Y así lo ha hecho también la ley internacional.
La única fórmula acordada internacionalmente fue el Plan de Partición de 1947 que consideraba la ciudad como un territorio separado del resto bajo administración internacional que no pertenecería ni a un Estado israelí ni a un Estado palestino. Por ello incluso Estados Unidos no había reconocido, hasta hoy, los reclamos de Israel de soberanía sobre la ciudad ni sobre una parte de ella.
Es por ello también que el consenso internacional en el contexto de la solución de los dos Estados ha sido la división de la ciudad en dos capitales, una en la zona oeste para Israel, y otra en la zona este para Palestina, pero solo en el contexto de una resolución final del conflicto acordada mutuamente. El hecho de que Trump esté dispuesto a poner todo esto de lado es una muestra no solo del éxito del lobby proisraelí de Estados Unidos –las palabras de Trump que se refirieron a Israel como “una de las democracias más exitosas del mundo” salen directamente del manual de AIPAC–, sino también de su apuesta por un tipo de nacionalismo que ve el poder y la construcción de consenso tan solo como instrumentos en beneficio de intereses particulares. Y cuanto más poder se tiene, menos necesidad hay de consenso.
Pactos históricos
El estatus de Jerusalén es una de las llamadas constantes palestinas –junto al retorno de los refugiados y la consecución de un Estado– que invocó el líder de la Organización por la Liberación de Palestina (OLP) Yasser Arafat tras firmar en 1993 lo que consideraba como el pacto final, los Acuerdos de Oslo. Aquellos acuerdos hicieron que las reivindicaciones de los palestinos se redujeran meramente al 22% del territorio de la Palestina histórica, reclamando que Israel se retirara tan solo del territorio ocupado en 1967, incluyendo sin lugar a dudas la retirada de Jerusalén Este.Israel siempre ha tenido una posición de máximos en relación a Jerusalén. Anexionó la ciudad en su totalidad de manera unilateral inmediatamente tras haber conquistado la zona Este en 1967, y desde entonces se ha referido al territorio como su capital “eterna e indivisible”. Israel nunca consideró los Acuerdos de Oslo como un compromiso por parte de los palestinos y por ello no aprovechó la oportunidad de firmar la paz con Arafat.

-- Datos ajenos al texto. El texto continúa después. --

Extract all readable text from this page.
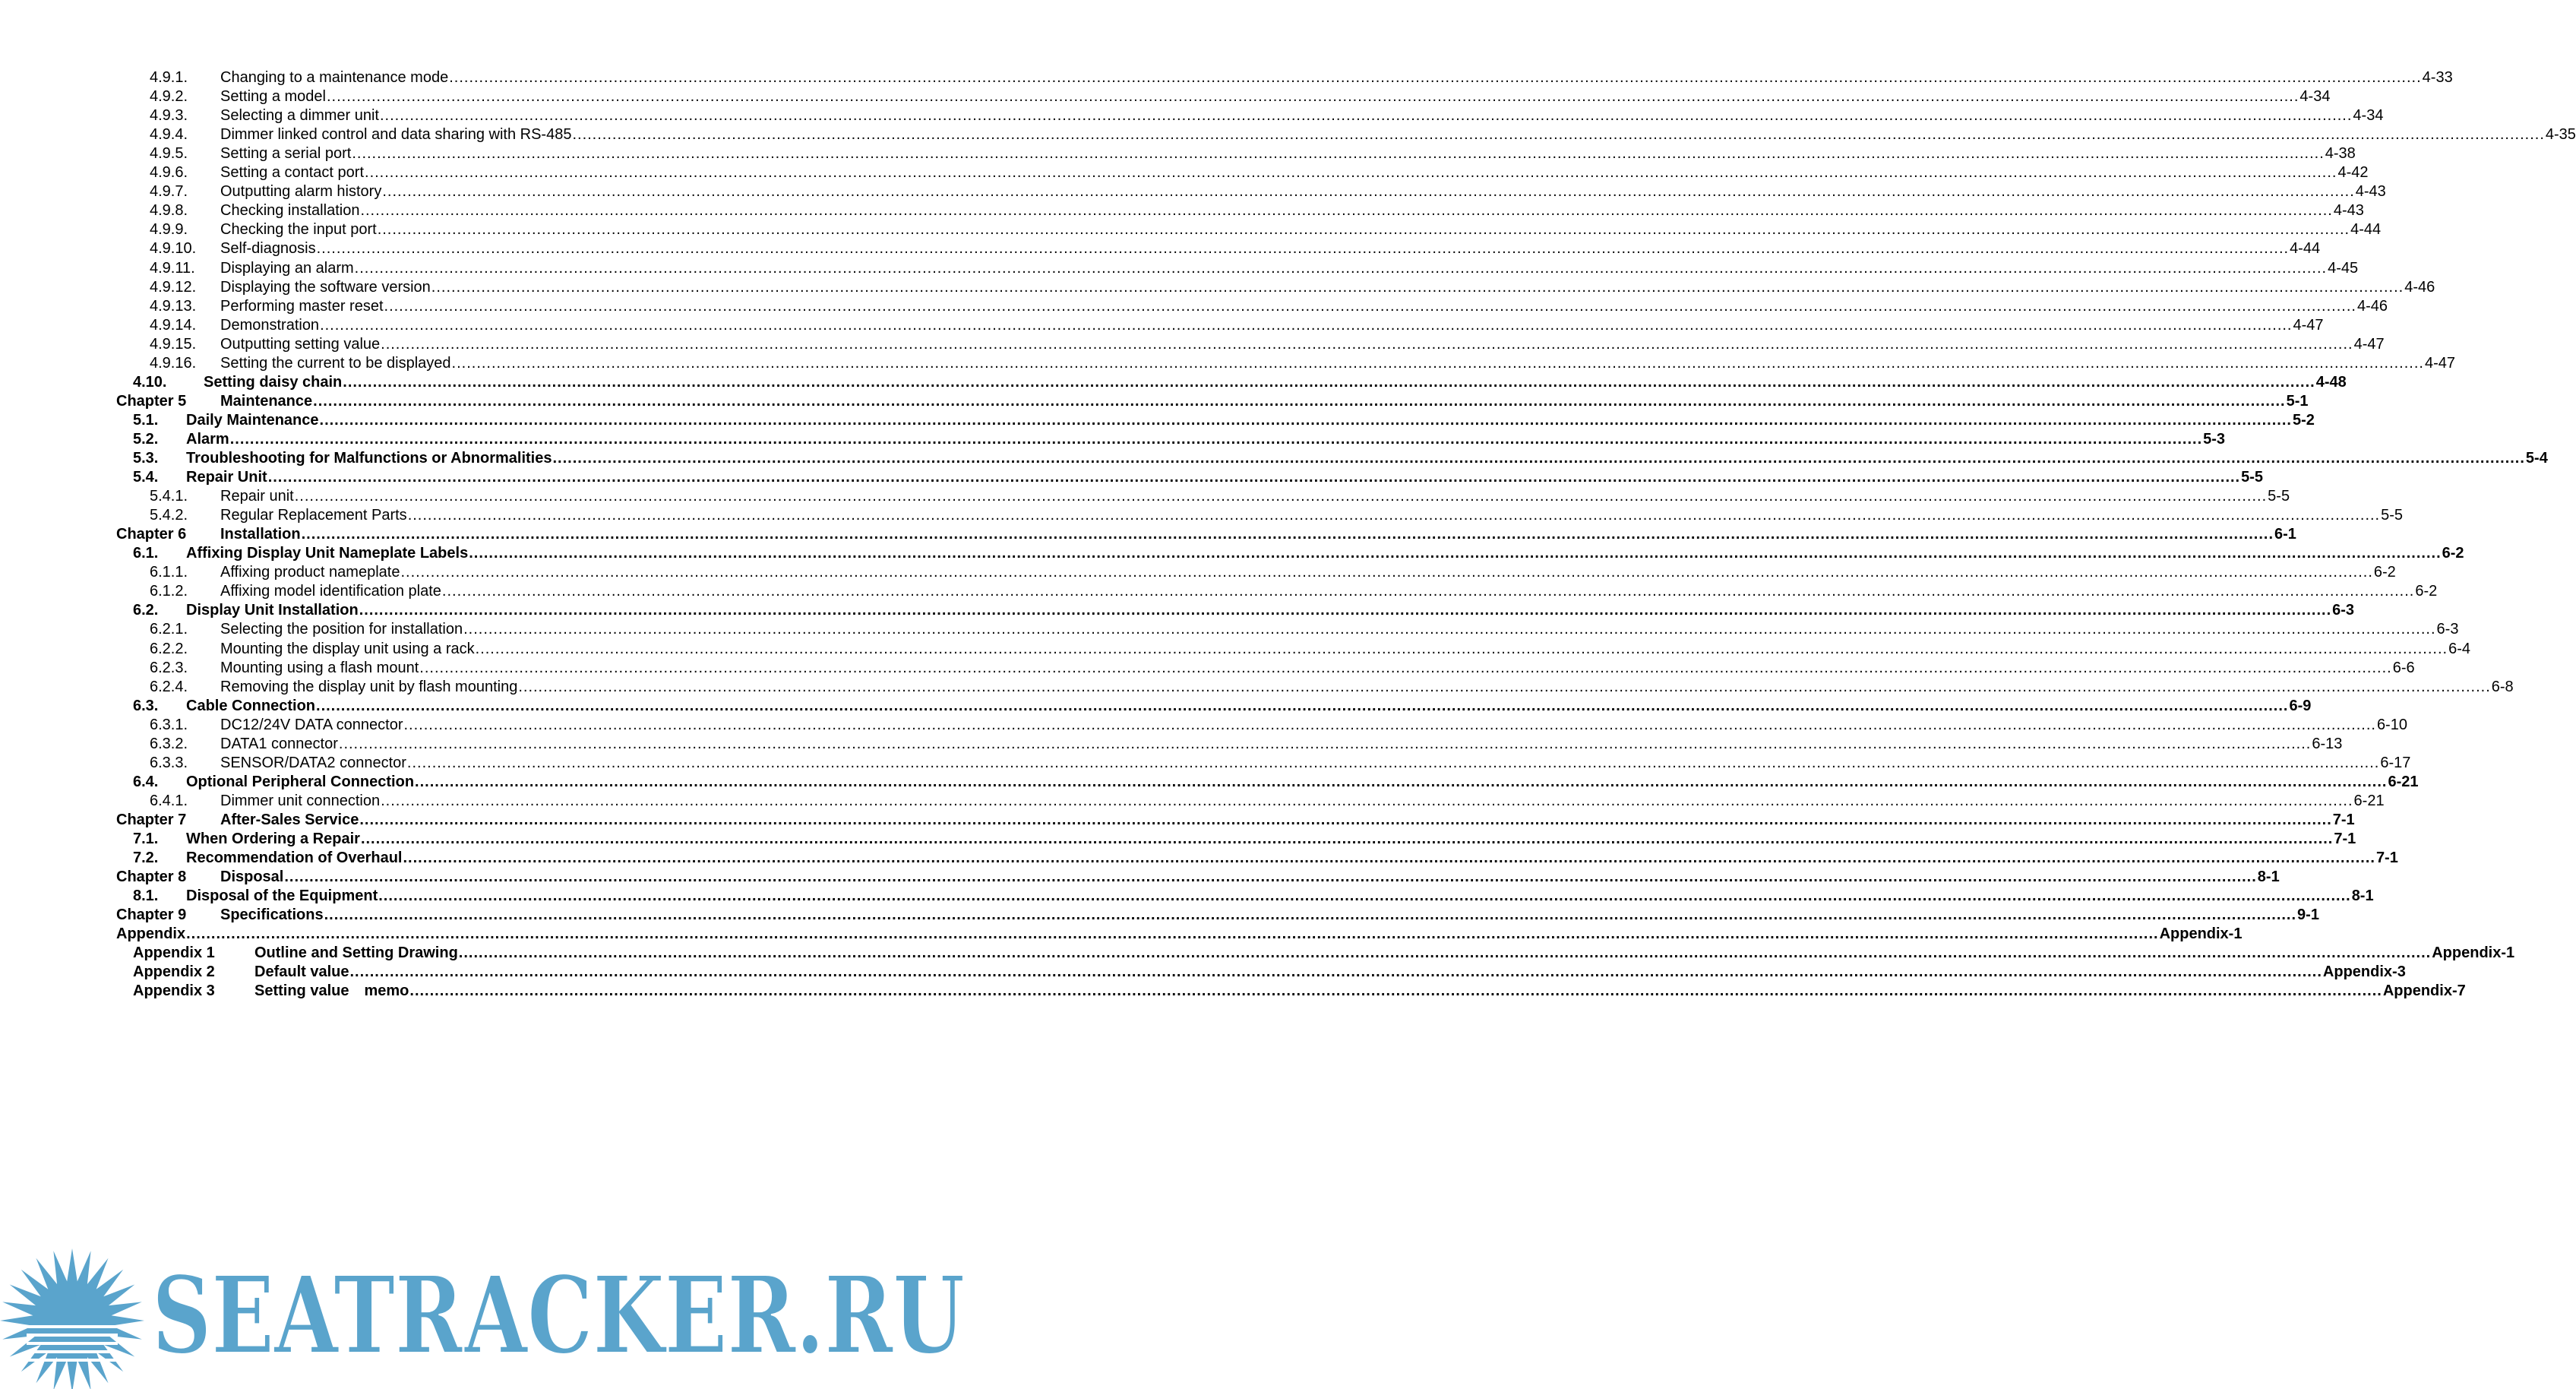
4.9.1. Changing to a maintenance mode .....	4-33
4.9.2. Setting a model .....	4-34
4.9.3. Selecting a dimmer unit .....	4-34
4.9.4. Dimmer linked control and data sharing with RS-485 .....	4-35
4.9.5. Setting a serial port .....	4-38
4.9.6. Setting a contact port .....	4-42
4.9.7. Outputting alarm history .....	4-43
4.9.8. Checking installation .....	4-43
4.9.9. Checking the input port .....	4-44
4.9.10. Self-diagnosis .....	4-44
4.9.11. Displaying an alarm .....	4-45
4.9.12. Displaying the software version .....	4-46
4.9.13. Performing master reset .....	4-46
4.9.14. Demonstration .....	4-47
4.9.15. Outputting setting value .....	4-47
4.9.16. Setting the current to be displayed .....	4-47
4.10. Setting daisy chain .....	4-48
Chapter 5 Maintenance .....	5-1
5.1. Daily Maintenance .....	5-2
5.2. Alarm .....	5-3
5.3. Troubleshooting for Malfunctions or Abnormalities .....	5-4
5.4. Repair Unit .....	5-5
5.4.1. Repair unit .....	5-5
5.4.2. Regular Replacement Parts .....	5-5
Chapter 6 Installation .....	6-1
6.1. Affixing Display Unit Nameplate Labels .....	6-2
6.1.1. Affixing product nameplate .....	6-2
6.1.2. Affixing model identification plate .....	6-2
6.2. Display Unit Installation .....	6-3
6.2.1. Selecting the position for installation .....	6-3
6.2.2. Mounting the display unit using a rack .....	6-4
6.2.3. Mounting using a flash mount .....	6-6
6.2.4. Removing the display unit by flash mounting .....	6-8
6.3. Cable Connection .....	6-9
6.3.1. DC12/24V DATA connector .....	6-10
6.3.2. DATA1 connector .....	6-13
6.3.3. SENSOR/DATA2 connector .....	6-17
6.4. Optional Peripheral Connection .....	6-21
6.4.1. Dimmer unit connection .....	6-21
Chapter 7 After-Sales Service .....	7-1
7.1. When Ordering a Repair .....	7-1
7.2. Recommendation of Overhaul .....	7-1
Chapter 8 Disposal .....	8-1
8.1. Disposal of the Equipment .....	8-1
Chapter 9 Specifications .....	9-1
Appendix .....	Appendix-1
Appendix 1	Outline and Setting Drawing .....	Appendix-1
Appendix 2	Default value .....	Appendix-3
Appendix 3	Setting value　memo .....	Appendix-7
SEATRACKER.RU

Pero hasta Abbas debería ser capaz de reconocer que estas últimas acciones de Trump han significado de hecho el final de cualquier esperanza para una solución de los dos Estados negociada
En el presente esa oportunidad está más que desvanecida. Incluso un líder tan maleable como Mahmoud Abbas lo tendría difícil para defender un proceso de paz donde uno de los tres pilares que él mismo planteó ya ha sido suprimido y donde el que se refiere a los refugiados es ampliamente considerado como efectivamente amputado.
Habrá cierto margen de maniobra. Trump no ha especificado ninguna parte geográfica específica de Jerusalén como capital de Israel. No ha descartado una futura división de la ciudad. Continuará firmando la exención que previene que la Embajada de los Estados Unidos se mude a Jerusalén al menos en los próximos nueve meses, y, en la práctica, es posible que durante un tiempo nada cambie, quizá incluso hasta que acabe su presidencia.

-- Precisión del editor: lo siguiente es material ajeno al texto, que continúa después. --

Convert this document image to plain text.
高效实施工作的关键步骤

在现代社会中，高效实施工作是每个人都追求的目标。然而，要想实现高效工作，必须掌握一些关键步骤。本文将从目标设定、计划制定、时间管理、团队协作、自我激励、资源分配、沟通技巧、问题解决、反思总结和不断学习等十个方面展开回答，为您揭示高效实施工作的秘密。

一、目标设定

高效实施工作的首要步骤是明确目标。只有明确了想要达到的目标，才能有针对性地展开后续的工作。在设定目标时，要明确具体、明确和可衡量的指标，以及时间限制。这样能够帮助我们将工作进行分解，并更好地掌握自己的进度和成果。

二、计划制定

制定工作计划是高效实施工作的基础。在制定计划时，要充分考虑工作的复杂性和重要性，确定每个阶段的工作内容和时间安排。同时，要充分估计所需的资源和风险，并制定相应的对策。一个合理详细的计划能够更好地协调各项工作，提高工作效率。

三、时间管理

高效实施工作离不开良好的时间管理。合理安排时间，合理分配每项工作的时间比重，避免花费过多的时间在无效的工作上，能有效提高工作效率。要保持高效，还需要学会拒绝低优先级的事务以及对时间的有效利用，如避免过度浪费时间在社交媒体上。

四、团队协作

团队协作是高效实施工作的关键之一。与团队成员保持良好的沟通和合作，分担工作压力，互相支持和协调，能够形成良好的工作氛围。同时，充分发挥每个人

Abbas ha apostado todo su liderazgo por un proceso de paz y bien puede aferrarse, con sus manos sangrando, a estos fragmentos de esperanza rotos, esperando que Trump pueda ahora sacar lo que en Washington se conoce como “concesiones” por parte de Israel, y que en el resto del mundo es más conocido como adhesión a la legislación internacional.
Pero hasta Abbas debería ser capaz de reconocer que estas últimas acciones de Trump han significado de hecho el final de cualquier esperanza para una solución de los dos Estados negociada. Aunque se tratara tan solo de una estrategia para despertar apoyo en casa y Trump no tuviera intención alguna de mover la embajada, sino tan solo de cumplir una promesa realizada en campaña, el daño ya se ha hecho.
Un límite ha sido traspasado. A partir de ahora ningún presidente de los Estados Unidos podrá dar marcha atrás en el paso que se ha dado; desde luego no en el contexto en el que el lobby proisraelí del país es tan influyente que el pasado junio el Senado aprobó una resolución celebrando el aniversario de la ocupación Israelí de Jerusalén con 90 votos a favor y ninguno en contra.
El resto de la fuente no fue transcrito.